I’m trying to find the key in my heart.Now I’m looking at the sky with all questions in my heart.All I need is you.I Have weakness.I can not help myself
I know you. Yes,I know you.I know you do not want to heart me.I’m sure.All I need is the sound of your heart.You make me shiver up.You make me think I’m crazy, you make me feel like I’m to blame for all that happened…
I am in all pain,all pain.Now you caught me sipping a few glasses. Yeah, I can’t compare you, I don’t know. I just hope that I will survive after this fire. I’m angry, a little bit unstable. My hands are above my sore places, praying to come out spiritually alive from this mess.

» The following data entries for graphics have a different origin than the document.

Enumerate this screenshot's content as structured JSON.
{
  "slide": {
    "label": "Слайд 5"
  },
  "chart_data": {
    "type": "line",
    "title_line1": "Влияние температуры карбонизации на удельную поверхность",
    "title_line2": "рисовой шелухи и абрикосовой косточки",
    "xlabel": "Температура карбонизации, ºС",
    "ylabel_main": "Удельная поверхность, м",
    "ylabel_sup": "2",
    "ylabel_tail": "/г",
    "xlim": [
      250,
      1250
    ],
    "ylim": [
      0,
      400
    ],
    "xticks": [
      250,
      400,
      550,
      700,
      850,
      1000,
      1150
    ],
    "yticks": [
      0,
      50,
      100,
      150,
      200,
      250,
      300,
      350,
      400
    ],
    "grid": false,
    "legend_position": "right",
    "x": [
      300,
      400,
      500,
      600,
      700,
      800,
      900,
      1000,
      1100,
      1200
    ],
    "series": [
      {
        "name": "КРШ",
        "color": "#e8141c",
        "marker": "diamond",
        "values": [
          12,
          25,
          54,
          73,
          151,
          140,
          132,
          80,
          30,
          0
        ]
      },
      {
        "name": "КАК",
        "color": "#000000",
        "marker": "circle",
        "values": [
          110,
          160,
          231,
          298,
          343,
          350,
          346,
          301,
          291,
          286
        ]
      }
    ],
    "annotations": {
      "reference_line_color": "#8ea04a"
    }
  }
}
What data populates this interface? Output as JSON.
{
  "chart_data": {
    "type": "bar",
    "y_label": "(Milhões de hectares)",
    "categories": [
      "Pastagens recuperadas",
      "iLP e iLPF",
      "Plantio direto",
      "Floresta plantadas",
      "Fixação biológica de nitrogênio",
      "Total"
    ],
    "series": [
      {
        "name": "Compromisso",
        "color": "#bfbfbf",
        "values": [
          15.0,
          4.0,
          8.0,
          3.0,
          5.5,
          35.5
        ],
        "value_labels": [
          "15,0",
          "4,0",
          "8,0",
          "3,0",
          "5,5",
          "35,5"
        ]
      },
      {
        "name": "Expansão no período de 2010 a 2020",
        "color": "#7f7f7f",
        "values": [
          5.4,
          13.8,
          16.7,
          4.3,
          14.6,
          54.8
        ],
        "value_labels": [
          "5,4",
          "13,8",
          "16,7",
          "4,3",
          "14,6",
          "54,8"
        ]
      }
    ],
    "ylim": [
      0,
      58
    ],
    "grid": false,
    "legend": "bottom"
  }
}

You caught me in pieces. Bright and glamorous as stars. You illuminated me like the sun. But then you disappeared. Now every second feels like torture. It’s like a journey over hell.

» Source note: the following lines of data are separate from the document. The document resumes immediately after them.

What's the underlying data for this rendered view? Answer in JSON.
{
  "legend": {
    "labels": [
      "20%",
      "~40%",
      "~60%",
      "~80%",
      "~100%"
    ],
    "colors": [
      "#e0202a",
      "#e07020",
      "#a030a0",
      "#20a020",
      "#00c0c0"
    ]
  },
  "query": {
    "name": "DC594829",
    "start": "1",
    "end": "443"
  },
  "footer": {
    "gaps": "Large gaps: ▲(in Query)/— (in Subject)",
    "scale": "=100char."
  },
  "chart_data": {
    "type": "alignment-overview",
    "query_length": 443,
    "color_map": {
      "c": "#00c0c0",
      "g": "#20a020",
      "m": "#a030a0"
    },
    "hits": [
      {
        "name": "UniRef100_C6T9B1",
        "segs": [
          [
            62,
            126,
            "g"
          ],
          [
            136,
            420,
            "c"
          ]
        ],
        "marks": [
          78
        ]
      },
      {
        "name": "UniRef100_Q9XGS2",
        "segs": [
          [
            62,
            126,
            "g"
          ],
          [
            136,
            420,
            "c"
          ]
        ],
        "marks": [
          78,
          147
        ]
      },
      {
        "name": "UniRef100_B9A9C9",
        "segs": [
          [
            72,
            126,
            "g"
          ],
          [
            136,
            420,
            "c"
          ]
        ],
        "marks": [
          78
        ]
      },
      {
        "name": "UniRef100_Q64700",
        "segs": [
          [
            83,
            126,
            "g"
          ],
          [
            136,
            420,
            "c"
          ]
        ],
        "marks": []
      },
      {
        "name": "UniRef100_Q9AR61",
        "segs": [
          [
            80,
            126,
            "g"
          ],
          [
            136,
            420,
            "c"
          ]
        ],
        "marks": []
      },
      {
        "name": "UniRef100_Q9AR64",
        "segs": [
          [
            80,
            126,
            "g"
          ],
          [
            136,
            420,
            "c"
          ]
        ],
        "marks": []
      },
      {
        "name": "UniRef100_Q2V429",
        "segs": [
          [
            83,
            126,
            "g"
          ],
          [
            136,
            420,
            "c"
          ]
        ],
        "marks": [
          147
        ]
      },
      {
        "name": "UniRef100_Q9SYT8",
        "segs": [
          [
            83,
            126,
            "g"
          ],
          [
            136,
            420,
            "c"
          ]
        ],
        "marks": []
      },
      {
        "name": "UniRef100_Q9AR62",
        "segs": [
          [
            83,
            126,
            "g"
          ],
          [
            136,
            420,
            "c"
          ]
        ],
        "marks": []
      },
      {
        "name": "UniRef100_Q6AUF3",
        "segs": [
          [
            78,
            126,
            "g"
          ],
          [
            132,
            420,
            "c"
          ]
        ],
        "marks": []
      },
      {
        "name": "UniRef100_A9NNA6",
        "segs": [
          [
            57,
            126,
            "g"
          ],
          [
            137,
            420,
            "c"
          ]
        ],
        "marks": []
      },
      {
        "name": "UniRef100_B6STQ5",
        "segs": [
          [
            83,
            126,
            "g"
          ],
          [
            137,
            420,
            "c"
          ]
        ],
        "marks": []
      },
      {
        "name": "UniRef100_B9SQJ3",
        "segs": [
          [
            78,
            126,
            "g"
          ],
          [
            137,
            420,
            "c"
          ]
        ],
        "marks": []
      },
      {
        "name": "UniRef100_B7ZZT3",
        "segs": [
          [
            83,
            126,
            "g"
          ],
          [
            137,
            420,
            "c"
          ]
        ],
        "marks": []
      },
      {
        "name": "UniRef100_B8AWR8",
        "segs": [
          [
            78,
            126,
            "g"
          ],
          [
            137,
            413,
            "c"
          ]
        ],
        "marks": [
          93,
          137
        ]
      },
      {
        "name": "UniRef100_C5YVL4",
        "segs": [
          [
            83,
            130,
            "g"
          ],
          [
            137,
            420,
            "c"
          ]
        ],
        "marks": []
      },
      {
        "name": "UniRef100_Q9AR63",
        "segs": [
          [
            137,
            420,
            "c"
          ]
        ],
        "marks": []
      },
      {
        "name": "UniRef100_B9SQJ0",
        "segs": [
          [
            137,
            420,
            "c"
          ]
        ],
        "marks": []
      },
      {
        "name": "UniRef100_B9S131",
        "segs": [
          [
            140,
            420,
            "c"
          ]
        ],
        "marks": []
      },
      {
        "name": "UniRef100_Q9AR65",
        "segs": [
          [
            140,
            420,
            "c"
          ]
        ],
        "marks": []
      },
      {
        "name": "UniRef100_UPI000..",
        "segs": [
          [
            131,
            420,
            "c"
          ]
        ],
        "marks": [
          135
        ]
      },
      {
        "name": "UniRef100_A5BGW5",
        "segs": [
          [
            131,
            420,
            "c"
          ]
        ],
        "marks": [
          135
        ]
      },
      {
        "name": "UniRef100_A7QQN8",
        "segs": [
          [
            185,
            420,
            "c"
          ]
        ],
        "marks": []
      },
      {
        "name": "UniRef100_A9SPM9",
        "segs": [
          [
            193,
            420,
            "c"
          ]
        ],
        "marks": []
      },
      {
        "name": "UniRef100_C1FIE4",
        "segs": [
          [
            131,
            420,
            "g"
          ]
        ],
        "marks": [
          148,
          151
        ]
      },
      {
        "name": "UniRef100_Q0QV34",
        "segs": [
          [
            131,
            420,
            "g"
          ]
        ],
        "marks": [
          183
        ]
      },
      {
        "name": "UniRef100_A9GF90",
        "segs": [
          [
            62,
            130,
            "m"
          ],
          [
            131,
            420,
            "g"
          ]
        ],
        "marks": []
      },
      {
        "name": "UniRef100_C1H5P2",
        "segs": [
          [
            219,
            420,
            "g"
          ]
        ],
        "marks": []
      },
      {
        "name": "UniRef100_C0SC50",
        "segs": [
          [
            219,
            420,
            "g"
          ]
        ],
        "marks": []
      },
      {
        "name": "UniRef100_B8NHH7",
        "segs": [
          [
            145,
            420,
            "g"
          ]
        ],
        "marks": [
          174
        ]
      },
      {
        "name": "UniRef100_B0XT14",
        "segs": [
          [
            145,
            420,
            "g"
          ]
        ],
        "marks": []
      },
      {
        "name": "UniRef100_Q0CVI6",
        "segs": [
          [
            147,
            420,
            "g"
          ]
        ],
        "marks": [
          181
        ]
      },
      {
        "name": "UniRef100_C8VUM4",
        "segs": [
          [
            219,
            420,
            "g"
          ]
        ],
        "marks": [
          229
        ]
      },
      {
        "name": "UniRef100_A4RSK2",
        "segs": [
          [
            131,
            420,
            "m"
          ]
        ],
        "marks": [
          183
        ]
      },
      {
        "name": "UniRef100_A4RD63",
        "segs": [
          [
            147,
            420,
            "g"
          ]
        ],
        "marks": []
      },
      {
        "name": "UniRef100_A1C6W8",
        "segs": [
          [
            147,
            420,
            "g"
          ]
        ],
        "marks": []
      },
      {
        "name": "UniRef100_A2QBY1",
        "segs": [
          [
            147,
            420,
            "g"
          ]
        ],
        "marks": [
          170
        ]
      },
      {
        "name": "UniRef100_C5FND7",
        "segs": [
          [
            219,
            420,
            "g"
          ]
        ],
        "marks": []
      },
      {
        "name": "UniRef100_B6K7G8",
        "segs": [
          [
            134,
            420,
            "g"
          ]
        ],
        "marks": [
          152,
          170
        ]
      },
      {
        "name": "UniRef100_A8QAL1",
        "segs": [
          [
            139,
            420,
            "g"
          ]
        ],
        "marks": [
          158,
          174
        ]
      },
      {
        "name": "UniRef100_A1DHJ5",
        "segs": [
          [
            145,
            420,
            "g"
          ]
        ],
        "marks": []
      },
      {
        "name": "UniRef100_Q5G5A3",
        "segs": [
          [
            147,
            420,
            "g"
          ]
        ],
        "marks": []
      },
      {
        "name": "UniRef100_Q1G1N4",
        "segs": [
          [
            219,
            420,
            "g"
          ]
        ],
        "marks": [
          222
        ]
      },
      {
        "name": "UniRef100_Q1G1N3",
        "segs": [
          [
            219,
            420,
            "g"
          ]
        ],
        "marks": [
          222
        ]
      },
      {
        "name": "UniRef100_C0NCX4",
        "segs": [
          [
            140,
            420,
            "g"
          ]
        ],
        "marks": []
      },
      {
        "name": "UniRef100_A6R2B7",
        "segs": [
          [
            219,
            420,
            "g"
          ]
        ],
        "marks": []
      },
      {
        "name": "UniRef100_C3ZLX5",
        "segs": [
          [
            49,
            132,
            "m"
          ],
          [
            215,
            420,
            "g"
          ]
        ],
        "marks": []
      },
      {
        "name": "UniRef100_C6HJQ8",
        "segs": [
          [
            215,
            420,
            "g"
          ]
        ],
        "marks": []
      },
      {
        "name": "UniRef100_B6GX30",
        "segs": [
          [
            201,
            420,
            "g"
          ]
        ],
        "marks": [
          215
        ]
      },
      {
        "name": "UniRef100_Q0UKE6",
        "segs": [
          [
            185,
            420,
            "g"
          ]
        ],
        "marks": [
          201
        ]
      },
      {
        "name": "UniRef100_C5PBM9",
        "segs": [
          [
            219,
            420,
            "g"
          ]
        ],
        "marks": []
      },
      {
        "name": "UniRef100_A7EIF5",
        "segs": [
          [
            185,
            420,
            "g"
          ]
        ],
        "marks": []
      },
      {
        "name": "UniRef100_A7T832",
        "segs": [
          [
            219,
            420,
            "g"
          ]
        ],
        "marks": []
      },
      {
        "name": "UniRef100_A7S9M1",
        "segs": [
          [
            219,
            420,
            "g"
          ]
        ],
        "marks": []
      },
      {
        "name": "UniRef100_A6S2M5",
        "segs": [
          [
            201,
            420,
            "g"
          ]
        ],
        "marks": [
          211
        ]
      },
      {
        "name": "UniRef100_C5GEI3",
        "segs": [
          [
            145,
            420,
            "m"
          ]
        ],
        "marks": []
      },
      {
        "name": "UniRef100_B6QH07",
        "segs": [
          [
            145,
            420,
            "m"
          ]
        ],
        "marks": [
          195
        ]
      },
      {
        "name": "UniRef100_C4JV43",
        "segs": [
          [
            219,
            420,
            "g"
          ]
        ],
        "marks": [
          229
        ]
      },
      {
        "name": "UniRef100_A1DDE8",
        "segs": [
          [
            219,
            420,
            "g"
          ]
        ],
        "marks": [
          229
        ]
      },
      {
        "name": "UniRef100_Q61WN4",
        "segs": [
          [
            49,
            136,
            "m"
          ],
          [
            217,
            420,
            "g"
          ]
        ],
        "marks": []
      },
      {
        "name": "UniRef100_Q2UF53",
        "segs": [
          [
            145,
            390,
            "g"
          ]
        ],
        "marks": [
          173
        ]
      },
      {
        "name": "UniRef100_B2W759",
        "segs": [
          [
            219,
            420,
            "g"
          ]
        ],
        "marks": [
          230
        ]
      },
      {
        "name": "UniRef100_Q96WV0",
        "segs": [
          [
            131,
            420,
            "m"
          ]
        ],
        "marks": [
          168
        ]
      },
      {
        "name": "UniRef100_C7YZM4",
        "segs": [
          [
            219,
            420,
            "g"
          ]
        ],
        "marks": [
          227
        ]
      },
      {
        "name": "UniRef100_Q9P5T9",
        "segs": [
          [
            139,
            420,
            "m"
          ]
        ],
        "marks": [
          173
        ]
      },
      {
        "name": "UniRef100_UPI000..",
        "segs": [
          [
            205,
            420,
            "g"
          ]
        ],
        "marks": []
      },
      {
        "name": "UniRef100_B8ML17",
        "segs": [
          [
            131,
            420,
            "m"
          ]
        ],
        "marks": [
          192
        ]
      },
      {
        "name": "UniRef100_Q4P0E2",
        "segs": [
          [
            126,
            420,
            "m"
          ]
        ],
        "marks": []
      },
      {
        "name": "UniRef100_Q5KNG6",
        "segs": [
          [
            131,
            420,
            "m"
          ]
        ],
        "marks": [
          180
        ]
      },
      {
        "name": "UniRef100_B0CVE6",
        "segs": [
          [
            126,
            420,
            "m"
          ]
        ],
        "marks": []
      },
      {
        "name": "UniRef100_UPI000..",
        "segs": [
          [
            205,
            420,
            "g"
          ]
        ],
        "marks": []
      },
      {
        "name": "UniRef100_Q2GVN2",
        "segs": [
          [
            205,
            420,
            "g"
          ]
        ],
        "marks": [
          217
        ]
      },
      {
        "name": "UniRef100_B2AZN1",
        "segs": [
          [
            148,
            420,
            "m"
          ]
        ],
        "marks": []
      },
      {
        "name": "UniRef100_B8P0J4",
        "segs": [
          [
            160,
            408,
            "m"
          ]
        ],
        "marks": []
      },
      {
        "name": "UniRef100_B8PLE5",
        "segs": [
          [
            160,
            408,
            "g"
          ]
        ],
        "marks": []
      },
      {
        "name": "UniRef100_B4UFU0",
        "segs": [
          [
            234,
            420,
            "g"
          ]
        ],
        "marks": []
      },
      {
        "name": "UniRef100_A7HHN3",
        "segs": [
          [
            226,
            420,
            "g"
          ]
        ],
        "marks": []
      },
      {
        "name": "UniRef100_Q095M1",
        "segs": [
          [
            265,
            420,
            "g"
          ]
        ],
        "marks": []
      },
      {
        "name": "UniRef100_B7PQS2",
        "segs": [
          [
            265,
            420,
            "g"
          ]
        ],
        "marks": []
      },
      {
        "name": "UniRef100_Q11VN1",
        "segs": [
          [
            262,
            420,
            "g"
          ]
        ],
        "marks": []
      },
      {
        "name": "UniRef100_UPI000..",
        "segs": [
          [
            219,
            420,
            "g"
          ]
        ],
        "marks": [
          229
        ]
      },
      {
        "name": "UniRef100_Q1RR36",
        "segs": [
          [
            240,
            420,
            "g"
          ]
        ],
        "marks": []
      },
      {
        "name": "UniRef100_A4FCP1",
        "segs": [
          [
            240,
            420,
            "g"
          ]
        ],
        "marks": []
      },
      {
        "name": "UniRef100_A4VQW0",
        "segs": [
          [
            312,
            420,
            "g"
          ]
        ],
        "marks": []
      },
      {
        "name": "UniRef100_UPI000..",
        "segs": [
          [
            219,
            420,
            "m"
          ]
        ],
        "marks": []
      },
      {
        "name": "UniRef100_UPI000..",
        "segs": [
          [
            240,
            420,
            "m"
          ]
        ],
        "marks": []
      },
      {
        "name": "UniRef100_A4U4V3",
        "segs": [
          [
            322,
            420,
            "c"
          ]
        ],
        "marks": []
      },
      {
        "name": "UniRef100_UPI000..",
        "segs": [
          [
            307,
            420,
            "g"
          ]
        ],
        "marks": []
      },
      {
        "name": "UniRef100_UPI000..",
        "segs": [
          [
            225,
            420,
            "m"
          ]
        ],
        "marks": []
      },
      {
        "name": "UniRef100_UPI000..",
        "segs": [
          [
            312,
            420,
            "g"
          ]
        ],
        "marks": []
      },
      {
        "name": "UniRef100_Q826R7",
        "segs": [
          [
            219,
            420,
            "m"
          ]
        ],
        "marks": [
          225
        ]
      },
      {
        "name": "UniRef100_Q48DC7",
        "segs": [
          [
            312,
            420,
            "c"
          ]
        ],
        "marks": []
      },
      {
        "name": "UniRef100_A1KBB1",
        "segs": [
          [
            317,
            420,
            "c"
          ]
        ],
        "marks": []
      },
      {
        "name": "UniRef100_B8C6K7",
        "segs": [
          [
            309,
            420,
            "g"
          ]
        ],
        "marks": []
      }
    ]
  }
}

As I dance with your soul every night I feel lonely, I barely remember your face.And the only bond between us is just that distant silence.I think you are smiling with pride in your eyes, and I come to life with a sigh of love … Do you despise?
It’s as if I was immigrated, not you. I’m up all night. I’m telling myself I’m fine. I hear your whispering.
Now I am in the chair I climb on with small steps. And I let myself go, dry and lifeless where nobody can see it.There is no evidence, but cold is inevitable the greatest evidence. You are evil, the way in life, and truth. You are the revived beginning and genocide. And I watch with curiosity on the way to you.
I know you will never feel like me, and I’m falling to pieces right in front of you and I’m burning the world and tying the noose.